By on October 27, 2017


Tropical Storm Selma [Courtesy NOAA]

Tropical Storm Selma
[Courtesy NOAA]

San Ignacio, CAYO. Friday, October 27, 2017. We normally prepare for tropical storms and hurricanes from the East that race across the Caribbean Sea.

But tonight a storm that is approaching from the south, more precisely from the Pacific Ocean, is likely to bring torrential rains over the Toledo district this weekend.

Tropical Storm Selma is approaching the Guatemala/El Salvador border and in advance of the storm’s arrival on the Central American mainland, moisture ahead of the system will give rise to unstable weather conditions over Belize, particularly the central and southern areas of the country.

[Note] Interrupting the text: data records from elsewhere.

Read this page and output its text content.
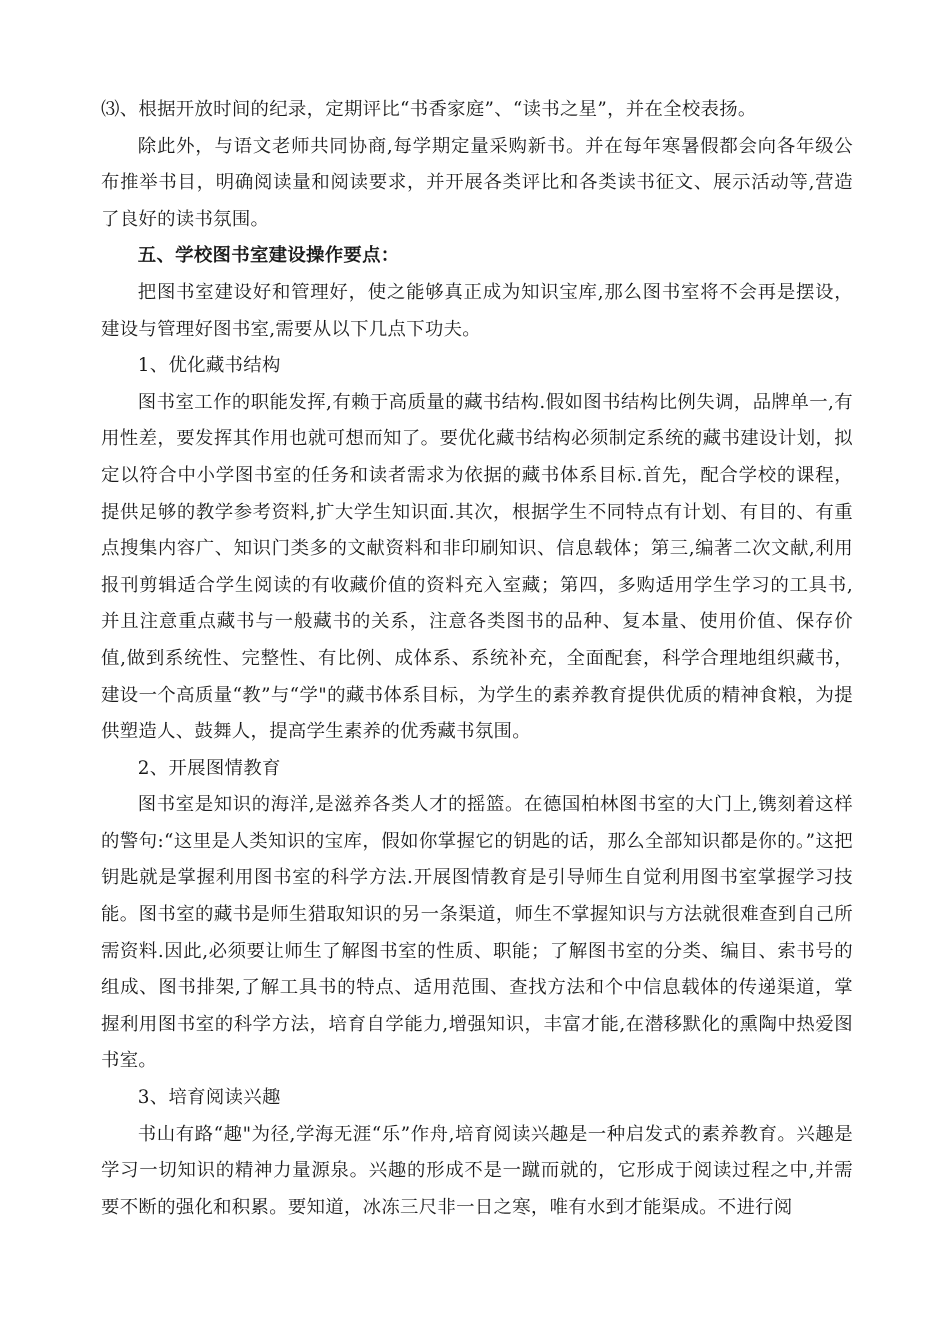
⑶、根据开放时间的纪录，定期评比“书香家庭”、“读书之星”，并在全校表扬。

除此外，与语文老师共同协商,每学期定量采购新书。并在每年寒暑假都会向各年级公布推举书目，明确阅读量和阅读要求，并开展各类评比和各类读书征文、展示活动等,营造了良好的读书氛围。

五、学校图书室建设操作要点：

把图书室建设好和管理好，使之能够真正成为知识宝库,那么图书室将不会再是摆设，建设与管理好图书室,需要从以下几点下功夫。

1、优化藏书结构

图书室工作的职能发挥,有赖于高质量的藏书结构.假如图书结构比例失调，品牌单一,有用性差，要发挥其作用也就可想而知了。要优化藏书结构必须制定系统的藏书建设计划，拟定以符合中小学图书室的任务和读者需求为依据的藏书体系目标.首先，配合学校的课程，提供足够的教学参考资料,扩大学生知识面.其次，根据学生不同特点有计划、有目的、有重点搜集内容广、知识门类多的文献资料和非印刷知识、信息载体；第三,编著二次文献,利用报刊剪辑适合学生阅读的有收藏价值的资料充入室藏；第四，多购适用学生学习的工具书,并且注意重点藏书与一般藏书的关系，注意各类图书的品种、复本量、使用价值、保存价值,做到系统性、完整性、有比例、成体系、系统补充，全面配套，科学合理地组织藏书，建设一个高质量“教”与“学"的藏书体系目标，为学生的素养教育提供优质的精神食粮，为提供塑造人、鼓舞人，提高学生素养的优秀藏书氛围。

2、开展图情教育

图书室是知识的海洋,是滋养各类人才的摇篮。在德国柏林图书室的大门上,镌刻着这样的警句:“这里是人类知识的宝库，假如你掌握它的钥匙的话，那么全部知识都是你的。”这把钥匙就是掌握利用图书室的科学方法.开展图情教育是引导师生自觉利用图书室掌握学习技能。图书室的藏书是师生猎取知识的另一条渠道，师生不掌握知识与方法就很难查到自己所需资料.因此,必须要让师生了解图书室的性质、职能；了解图书室的分类、编目、索书号的组成、图书排架,了解工具书的特点、适用范围、查找方法和个中信息载体的传递渠道，掌握利用图书室的科学方法，培育自学能力,增强知识，丰富才能,在潜移默化的熏陶中热爱图书室。

3、培育阅读兴趣

书山有路“趣"为径,学海无涯“乐”作舟,培育阅读兴趣是一种启发式的素养教育。兴趣是学习一切知识的精神力量源泉。兴趣的形成不是一蹴而就的，它形成于阅读过程之中,并需要不断的强化和积累。要知道，冰冻三尺非一日之寒，唯有水到才能渠成。不进行阅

Officials from NEMO and the Belize Weather Bureau say they do not expect Tropical Storm Selma to cross Belize.

T..S. Selma [NHC graphic]

T..S. Selma
[NHC graphic]

But its proximity to the country will bring increased shower activity on Saturday and on Sunday.

An advisory issued by the National Emergency Management Organization, NEMO today calls on residents, particularly of the Toledo district “to be prepared for possible heavy rainfall and flash floods.”

According to the Miami-based National Hurricane Center, “Selma is expected to produce total rain accumulations of 3 to 6 inches over El Salvador, southern Guatemala, southern Honduras and far western Nicaragua over the next couple of days.”

The NHC says that “isolated maximum amounts of 10 inches are possible in El Salvador and southern Guatemala,” rainfall amounts that “could cause life-threatening flash floods and mudslides.”

Tropical Disturbance [NOAA map]

Tropical Disturbance
[NOAA map]

Meanwhile, the broad area of low pressure that has been lingering offshore Nicaragua is showing signs of development.

It continues to move in a northerly direction and does not pose any threat to Belize at this time as most of the heavy winds and rains are on the eastern side of the system and well out to sea.

It is expected to gradually turn to the north-east later this weekend.

Late this evening, the National Hurricane Center issued its first advisory on the system, designating it as a potential Tropical Cyclone 18, placing it near latitude 17.8 North, longitude 84.5 West.

Potential Tropical Cyclone 18 [NOAA map]

Potential Tropical Cyclone 18
[NOAA map]

The NHC advisory says tht the Tropical Disturbance has maximum sustained winds near 40 miles per hour with higher gusts and some strengthening is forecast during the next 24 to 36 hours.

It is currently moving toward the north-northwest at near 6 miles per hour; but a “a faster motion toward the northeast on Saturday and Sunday. On the forecast track, the system will move across western Cuba late Saturday and move through the northwestern Bahamas Saturday night and early Sunday.”